Bird strikes are a high risk to planes, with about 20,000 incidents reported globally each year.

Most collisions between birds and planes occur during take-off and landing, with 90 per cent happening above airports and 50 per cent within 30 metres (98 feet) of the ground.

The system developed by Zhao and her colleagues consists of four parts: a camera to detect birds, a video processing module to track the target, a laser emitter and a moving mirror to reflect and aim the beam.

The AI makes decisions on target detection, tracking, aiming and firing, while the video camera captures real-time images of the assigned airspace. Once the AI detects a bird, it guides the laser beam to drive it away.

Zhao started with a kernelised correlation temfilter (KCF) tracking algorithm, an established method for tracking objects. She then applied another algorithm to identify birds and isolate them from surrounding objects in video images, such as buildings and planes.

The second algorithm improved the stability of the KCF algorithm and reduced the chance of losing a target, especially for birds flying at high speed. It also reduced the calculation burden on the system’s computer.

On-site experiments showed that the bird-repelling system could be used accurately on birds flying within a range of 1,000 metres, according to the study.

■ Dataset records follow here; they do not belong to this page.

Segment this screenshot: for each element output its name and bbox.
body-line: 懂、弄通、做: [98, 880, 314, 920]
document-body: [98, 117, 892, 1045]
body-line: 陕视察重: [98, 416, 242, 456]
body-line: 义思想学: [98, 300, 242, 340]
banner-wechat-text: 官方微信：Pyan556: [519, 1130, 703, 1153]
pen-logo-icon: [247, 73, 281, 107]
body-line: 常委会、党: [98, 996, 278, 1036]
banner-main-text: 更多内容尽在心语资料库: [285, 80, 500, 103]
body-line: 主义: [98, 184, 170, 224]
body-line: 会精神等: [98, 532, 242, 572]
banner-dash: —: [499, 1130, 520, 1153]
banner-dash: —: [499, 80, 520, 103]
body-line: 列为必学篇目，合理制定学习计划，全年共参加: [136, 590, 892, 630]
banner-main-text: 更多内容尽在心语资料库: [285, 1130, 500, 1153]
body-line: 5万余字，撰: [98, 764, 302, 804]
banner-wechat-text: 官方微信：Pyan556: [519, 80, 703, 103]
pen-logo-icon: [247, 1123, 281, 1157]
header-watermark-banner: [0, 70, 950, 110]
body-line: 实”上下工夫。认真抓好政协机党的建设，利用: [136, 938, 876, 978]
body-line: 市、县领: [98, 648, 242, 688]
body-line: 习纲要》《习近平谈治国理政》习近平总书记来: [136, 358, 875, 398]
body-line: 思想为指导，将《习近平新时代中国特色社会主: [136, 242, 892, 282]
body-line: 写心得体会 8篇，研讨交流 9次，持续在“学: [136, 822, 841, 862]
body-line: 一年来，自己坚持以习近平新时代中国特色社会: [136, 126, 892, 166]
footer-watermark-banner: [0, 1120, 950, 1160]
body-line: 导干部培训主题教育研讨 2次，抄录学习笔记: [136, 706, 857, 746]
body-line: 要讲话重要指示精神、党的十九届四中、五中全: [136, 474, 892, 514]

The new AI algorithm was evaluated under a normal camera and infrared camera, according to the paper.

“Its performance exceeds other algorithms of the same type,” Zhao said.

She said the new algorithm improved the average success rate and accuracy of visible image target tracking by 47.5 per cent and 51.2 per cent, respectively.

However, a civil aviation expert expressed concern about the technology.

“We have to consider its potential risk for pilots. We can’t put it into use unless the system reaches 100 per cent accuracy,” said the Nanjing-based expert who requested not to be named because of the sensitivity of the issue.

Zhou Haixiang, a wild bird conservationist in Liaoning province, said that the type of laser and beam intensity would be key factors affecting the use of the system.

“Many airports are built next to habitats of precious wild birds. The [Dalian] Jinzhouwan Airport in Liaoning, for instance, is next to the habitat of the common crane and great bustard. The [Wuhu] Xuanzhou Airport in Anhui is near the habitat of the white crane. If the laser is strong enough to hurt these protected species, its use will constitute violation of the law,” he said.

“Even without harm, there needs to be a full investigation of bird species around the airport before deployment. According to our research, some species are immune to flashing lights and buzzers, so they may not react to the laser system at all.”

Zhou said most airports in China use nets or sound and light systems to keep birds away, but many wild birds have learned to adapt after finding them harmless.

The birds could adapt to the laser as well, he said.